Closed Bug 709952 Opened 13 years ago Closed 1 year ago

Infallible malloc OOM killer

Categories

(Core :: DOM: Core & HTML, defect, P5)

defect

Tracking

()

RESOLVED INCOMPLETE

People

(Reporter: cdleary, Unassigned)

Details

I was talking with bz about the possibility of cleaving off and deallocating a big chunk of application memory when we detect an OOM in infallible malloc.

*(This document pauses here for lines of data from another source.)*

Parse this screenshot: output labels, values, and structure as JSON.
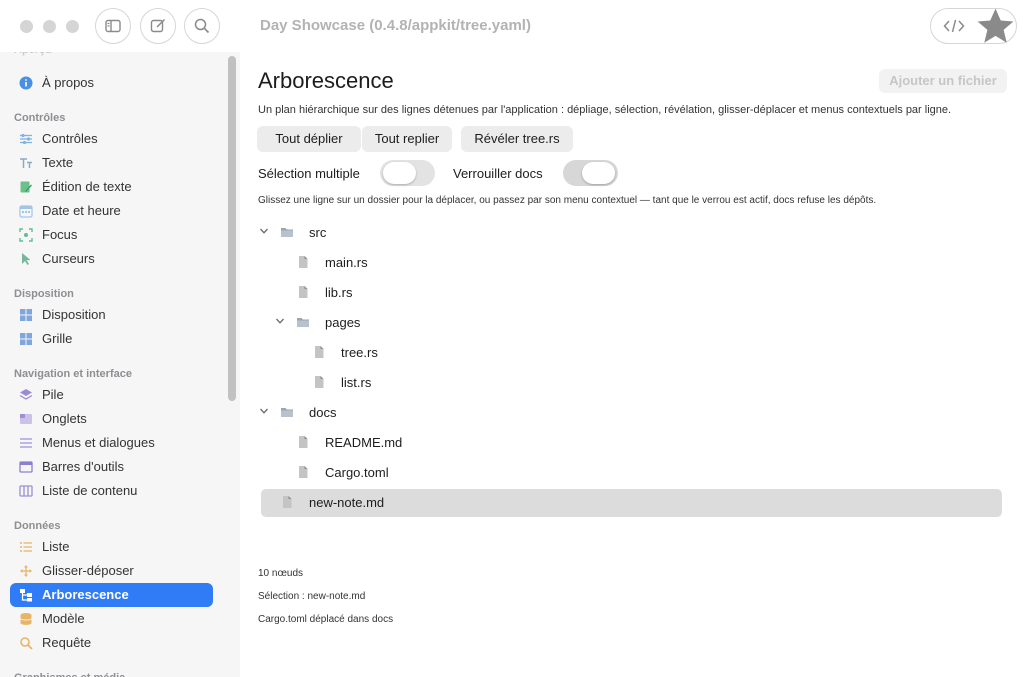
{
  "window": {
    "title": "Day Showcase (0.4.8/appkit/tree.yaml)"
  },
  "sidebar": {
    "sections": [
      {
        "title": "Aperçu",
        "items": [
          {
            "label": "À propos",
            "icon": "info-icon",
            "color": "#4a90e2"
          }
        ]
      },
      {
        "title": "Contrôles",
        "items": [
          {
            "label": "Contrôles",
            "icon": "sliders-icon",
            "color": "#7fb3e0"
          },
          {
            "label": "Texte",
            "icon": "text-icon",
            "color": "#8aa9c7"
          },
          {
            "label": "Édition de texte",
            "icon": "edit-icon",
            "color": "#6cc08a"
          },
          {
            "label": "Date et heure",
            "icon": "calendar-icon",
            "color": "#a3c5e5"
          },
          {
            "label": "Focus",
            "icon": "focus-icon",
            "color": "#5fbf8f"
          },
          {
            "label": "Curseurs",
            "icon": "cursor-icon",
            "color": "#74b79a"
          }
        ]
      },
      {
        "title": "Disposition",
        "items": [
          {
            "label": "Disposition",
            "icon": "layout-icon",
            "color": "#7fa7dc"
          },
          {
            "label": "Grille",
            "icon": "grid-icon",
            "color": "#7fa7dc"
          }
        ]
      },
      {
        "title": "Navigation et interface",
        "items": [
          {
            "label": "Pile",
            "icon": "stack-icon",
            "color": "#9b8ad6"
          },
          {
            "label": "Onglets",
            "icon": "tabs-icon",
            "color": "#a18ed8"
          },
          {
            "label": "Menus et dialogues",
            "icon": "menu-icon",
            "color": "#a99be0"
          },
          {
            "label": "Barres d'outils",
            "icon": "toolbar-icon",
            "color": "#8c7fd2"
          },
          {
            "label": "Liste de contenu",
            "icon": "columns-icon",
            "color": "#9a8fd8"
          }
        ]
      },
      {
        "title": "Données",
        "items": [
          {
            "label": "Liste",
            "icon": "list-icon",
            "color": "#e6b56a"
          },
          {
            "label": "Glisser-déposer",
            "icon": "move-icon",
            "color": "#e6b56a"
          },
          {
            "label": "Arborescence",
            "icon": "tree-icon",
            "color": "#ffffff",
            "selected": true
          },
          {
            "label": "Modèle",
            "icon": "database-icon",
            "color": "#e6b56a"
          },
          {
            "label": "Requête",
            "icon": "search-icon",
            "color": "#e6b56a"
          }
        ]
      },
      {
        "title": "Graphismes et média",
        "items": []
      }
    ]
  },
  "main": {
    "title": "Arborescence",
    "add_button": "Ajouter un fichier",
    "description": "Un plan hiérarchique sur des lignes détenues par l'application : dépliage, sélection, révélation, glisser-déplacer et menus contextuels par ligne.",
    "buttons": {
      "expand": "Tout déplier",
      "collapse": "Tout replier",
      "reveal": "Révéler tree.rs"
    },
    "toggles": {
      "multi_label": "Sélection multiple",
      "multi_on": false,
      "lock_label": "Verrouiller docs",
      "lock_on": true
    },
    "hint": "Glissez une ligne sur un dossier pour la déplacer, ou passez par son menu contextuel — tant que le verrou est actif, docs refuse les dépôts.",
    "tree": [
      {
        "name": "src",
        "type": "folder",
        "depth": 0,
        "expanded": true
      },
      {
        "name": "main.rs",
        "type": "file",
        "depth": 1
      },
      {
        "name": "lib.rs",
        "type": "file",
        "depth": 1
      },
      {
        "name": "pages",
        "type": "folder",
        "depth": 1,
        "expanded": true
      },
      {
        "name": "tree.rs",
        "type": "file",
        "depth": 2
      },
      {
        "name": "list.rs",
        "type": "file",
        "depth": 2
      },
      {
        "name": "docs",
        "type": "folder",
        "depth": 0,
        "expanded": true
      },
      {
        "name": "README.md",
        "type": "file",
        "depth": 1
      },
      {
        "name": "Cargo.toml",
        "type": "file",
        "depth": 1
      },
      {
        "name": "new-note.md",
        "type": "file",
        "depth": 0,
        "selected": true
      }
    ],
    "status": {
      "count": "10 nœuds",
      "selection": "Sélection : new-note.md",
      "last_action": "Cargo.toml déplacé dans docs"
    }
  }
}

Presumably, you start off by doing easy things flushing any unnecessary caches, and so on. But eventually you may bump up against a hard limit for these fixed size allocations, and your options are limited.

From email:

<<EOF
bz> Right now that's handled entirely inside malloc, which doesn't know what
bz> page you're on.  So we just abort.

Could we teach it? I guess I'm thinking that, before the abort path,
but after the cache flush stuff that doesn't yet exist, we could have
it chop out and delete the current content page from the browser
without using any extra memory. Or, you could go the OOM killer route
and just kill the page we think would be most profitable to kill.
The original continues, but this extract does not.